Alpha, l’homme d’affaire et les 300 mille dollars : Un aveu d’impuissance ?


Au cours de la conférence diplomatique, le Président Alpha Condé avoue avoir été victime d’une escroquerie de la part d’un étranger déguisé en homme d’affaire, qui avait disparu avec ses 300 mille dollars.

« On m’a même escroqué récemment ici et je sais que le gouverneur le Banque Centrale le sait. Il y a un homme d’affaires qui est venu et qui a fait des propositions, mais il fallait lui payer 300 mille dollars. Le gouverneur de la Banque Centrale m’a dit : « président, paye, paye ». J’ai pris de ma poche pour payer les 300 mille dollars. Depuis lors, le monsieur a disparu et on ne l’a plus revu (rires). Donc, réellement, moi, j’insiste sur votre rôle économique. »

Un aveu d’impuissance ?

De l’avis de nombreux observateurs, cette révélation du numéro un guinéen est aveu d’impuissance, une sortie ratée, car cela prouve à suffisance que n’importe qui peut quitter n’importe où pour faire du n’importe quoi en Guinée.

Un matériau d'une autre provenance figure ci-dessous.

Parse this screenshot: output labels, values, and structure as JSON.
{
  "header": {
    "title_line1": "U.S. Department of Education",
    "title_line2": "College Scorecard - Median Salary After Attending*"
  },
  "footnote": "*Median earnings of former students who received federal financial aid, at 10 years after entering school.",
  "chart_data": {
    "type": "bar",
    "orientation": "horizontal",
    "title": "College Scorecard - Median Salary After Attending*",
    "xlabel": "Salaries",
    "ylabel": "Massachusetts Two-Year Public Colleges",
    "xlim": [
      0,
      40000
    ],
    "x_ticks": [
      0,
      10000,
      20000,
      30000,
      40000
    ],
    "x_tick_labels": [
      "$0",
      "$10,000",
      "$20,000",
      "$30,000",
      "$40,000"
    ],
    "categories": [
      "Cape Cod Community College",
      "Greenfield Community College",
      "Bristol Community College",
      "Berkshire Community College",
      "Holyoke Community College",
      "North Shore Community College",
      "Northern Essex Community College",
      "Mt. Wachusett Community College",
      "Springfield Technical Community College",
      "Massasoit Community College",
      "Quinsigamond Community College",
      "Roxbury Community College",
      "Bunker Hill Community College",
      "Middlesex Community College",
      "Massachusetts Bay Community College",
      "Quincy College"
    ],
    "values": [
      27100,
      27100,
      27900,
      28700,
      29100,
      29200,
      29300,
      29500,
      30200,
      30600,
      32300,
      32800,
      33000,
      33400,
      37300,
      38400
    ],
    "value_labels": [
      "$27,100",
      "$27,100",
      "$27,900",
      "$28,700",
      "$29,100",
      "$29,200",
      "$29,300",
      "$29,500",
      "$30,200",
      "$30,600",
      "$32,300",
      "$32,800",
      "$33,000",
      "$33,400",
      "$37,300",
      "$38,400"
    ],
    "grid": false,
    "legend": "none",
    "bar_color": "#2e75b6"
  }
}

Comment est ce qu’on étranger peut se déguiser en homme d’affaire pour escroquer le président de la République, devant le Gouverneur de la Banque Centrale et en présence des conseillers à la présidence ?

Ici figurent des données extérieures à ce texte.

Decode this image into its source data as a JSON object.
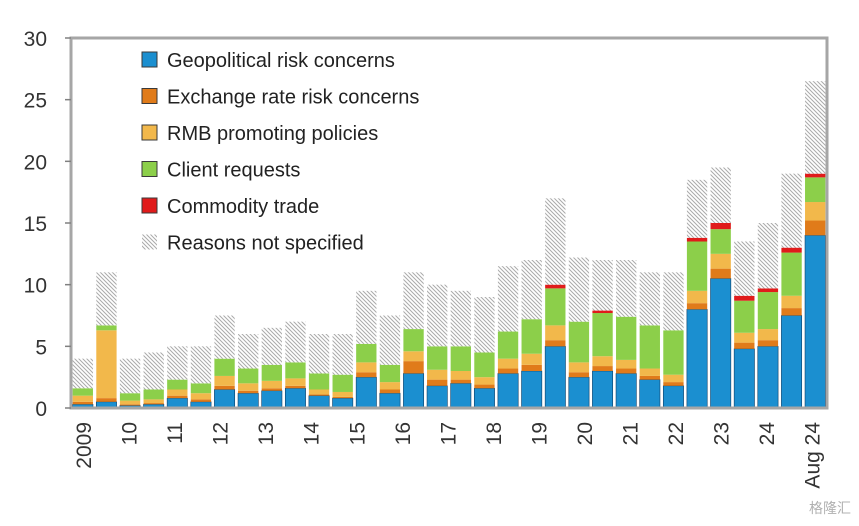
{
  "chart_data": {
    "type": "bar",
    "stacked": true,
    "ylim": [
      0,
      30
    ],
    "yticks": [
      0,
      5,
      10,
      15,
      20,
      25,
      30
    ],
    "grid": false,
    "legend_position": "top-left",
    "xtick_labels": [
      "2009",
      "10",
      "11",
      "12",
      "13",
      "14",
      "15",
      "16",
      "17",
      "18",
      "19",
      "20",
      "21",
      "22",
      "23",
      "24",
      "Aug 24"
    ],
    "legend": [
      {
        "name": "Geopolitical risk concerns",
        "color": "#1b8fd0",
        "pattern": "solid"
      },
      {
        "name": "Exchange rate risk concerns",
        "color": "#e07b1a",
        "pattern": "solid"
      },
      {
        "name": "RMB promoting policies",
        "color": "#f2b84b",
        "pattern": "solid"
      },
      {
        "name": "Client requests",
        "color": "#8ccf4a",
        "pattern": "solid"
      },
      {
        "name": "Commodity trade",
        "color": "#e01b1b",
        "pattern": "solid"
      },
      {
        "name": "Reasons not specified",
        "color": "#bbbbbb",
        "pattern": "hatch"
      }
    ],
    "x": [
      "2009",
      "2009.5",
      "2010",
      "2010.5",
      "2011",
      "2011.5",
      "2012",
      "2012.5",
      "2013",
      "2013.5",
      "2014",
      "2014.5",
      "2015",
      "2015.5",
      "2016",
      "2016.5",
      "2017",
      "2017.5",
      "2018",
      "2018.5",
      "2019",
      "2019.5",
      "2020",
      "2020.5",
      "2021",
      "2021.5",
      "2022",
      "2022.5",
      "2023",
      "2023.5",
      "2024",
      "Aug 24"
    ],
    "series": [
      {
        "name": "Geopolitical risk concerns",
        "values": [
          0.3,
          0.5,
          0.2,
          0.3,
          0.8,
          0.5,
          1.5,
          1.2,
          1.4,
          1.6,
          1.0,
          0.8,
          2.5,
          1.2,
          2.8,
          1.8,
          2.0,
          1.6,
          2.8,
          3.0,
          5.0,
          2.5,
          3.0,
          2.8,
          2.3,
          1.8,
          8.0,
          10.5,
          4.8,
          5.0,
          7.5,
          14.0
        ]
      },
      {
        "name": "Exchange rate risk concerns",
        "values": [
          0.2,
          0.3,
          0.1,
          0.1,
          0.2,
          0.2,
          0.3,
          0.2,
          0.2,
          0.2,
          0.1,
          0.1,
          0.4,
          0.3,
          1.0,
          0.5,
          0.3,
          0.3,
          0.4,
          0.5,
          0.5,
          0.4,
          0.4,
          0.4,
          0.3,
          0.3,
          0.5,
          0.8,
          0.5,
          0.5,
          0.6,
          1.2
        ]
      },
      {
        "name": "RMB promoting policies",
        "values": [
          0.5,
          5.5,
          0.3,
          0.3,
          0.5,
          0.5,
          0.8,
          0.6,
          0.6,
          0.6,
          0.4,
          0.4,
          0.8,
          0.6,
          0.8,
          0.8,
          0.7,
          0.6,
          0.8,
          0.9,
          1.2,
          0.8,
          0.8,
          0.7,
          0.6,
          0.6,
          1.0,
          1.2,
          0.8,
          0.9,
          1.0,
          1.5
        ]
      },
      {
        "name": "Client requests",
        "values": [
          0.6,
          0.4,
          0.6,
          0.8,
          0.8,
          0.8,
          1.4,
          1.2,
          1.3,
          1.3,
          1.3,
          1.4,
          1.5,
          1.4,
          1.8,
          1.9,
          2.0,
          2.0,
          2.2,
          2.8,
          3.0,
          3.3,
          3.5,
          3.5,
          3.5,
          3.6,
          4.0,
          2.0,
          2.6,
          3.0,
          3.5,
          2.0
        ]
      },
      {
        "name": "Commodity trade",
        "values": [
          0,
          0,
          0,
          0,
          0,
          0,
          0,
          0,
          0,
          0,
          0,
          0,
          0,
          0,
          0,
          0,
          0,
          0,
          0,
          0,
          0.3,
          0,
          0.2,
          0,
          0,
          0,
          0.3,
          0.5,
          0.4,
          0.3,
          0.4,
          0.3
        ]
      },
      {
        "name": "Reasons not specified",
        "values": [
          2.4,
          4.3,
          2.8,
          3.0,
          2.7,
          3.0,
          3.5,
          2.8,
          3.0,
          3.3,
          3.2,
          3.3,
          4.3,
          4.0,
          4.6,
          5.0,
          4.5,
          4.5,
          5.3,
          4.8,
          7.0,
          5.2,
          4.1,
          4.6,
          4.3,
          4.7,
          4.7,
          4.5,
          4.4,
          5.3,
          6.0,
          7.5
        ]
      }
    ]
  },
  "watermark": "格隆汇"
}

Même si le montant provient de sa caisse de souveraineté, est ce que le Chef de l’Etat devrait offrir 300 mille dollars à un investisseur étranger, supposé venir investir de l’argent dans le pays ?

En tout cas, cela prouve un dysfonctionnement des services publics, en particulier le Cabinet du Président de la République, avec cette multitude de conseillers.

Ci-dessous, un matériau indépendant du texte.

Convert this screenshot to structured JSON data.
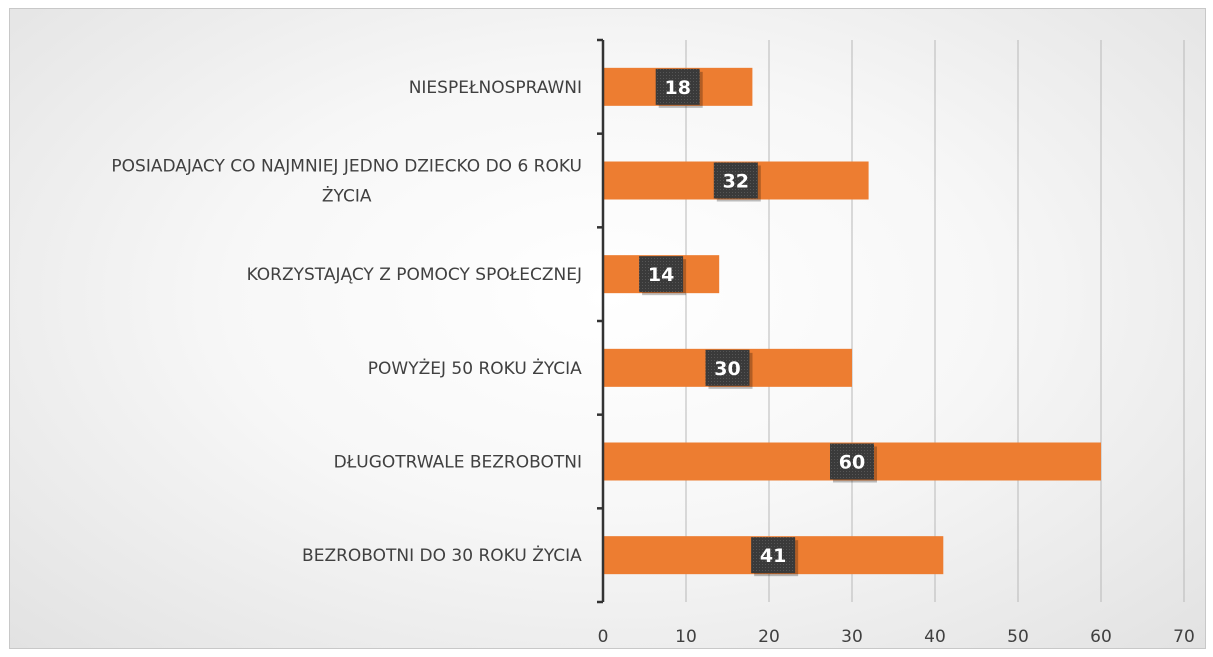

Pour le locataire du palais Sékhoutouréya, les ambassadeurs guinéens ont leur part dans ce genre des comportements, car, regrette-t-il, ils ne jouent pas vraiment leurs rôles   

C’est pourquoi, prévient-il, «  j’ai exigé qu’on vous donne bien avant ladite conférence, les copies des conférences de presse des ministres. Parce que beaucoup d’ambassadeurs aussi ne connaissent pas les réalités du pays et je suis parfois très déçu quand je vais dans les pays et que je vois certains de nos ambassadeurs. Ils ne jouent pas vraiment parfois leurs rôles (…) »

Cette situation explique éloquemment le dysfonctionnement au sein de l’administration publique ainsi que la mal gouvernance.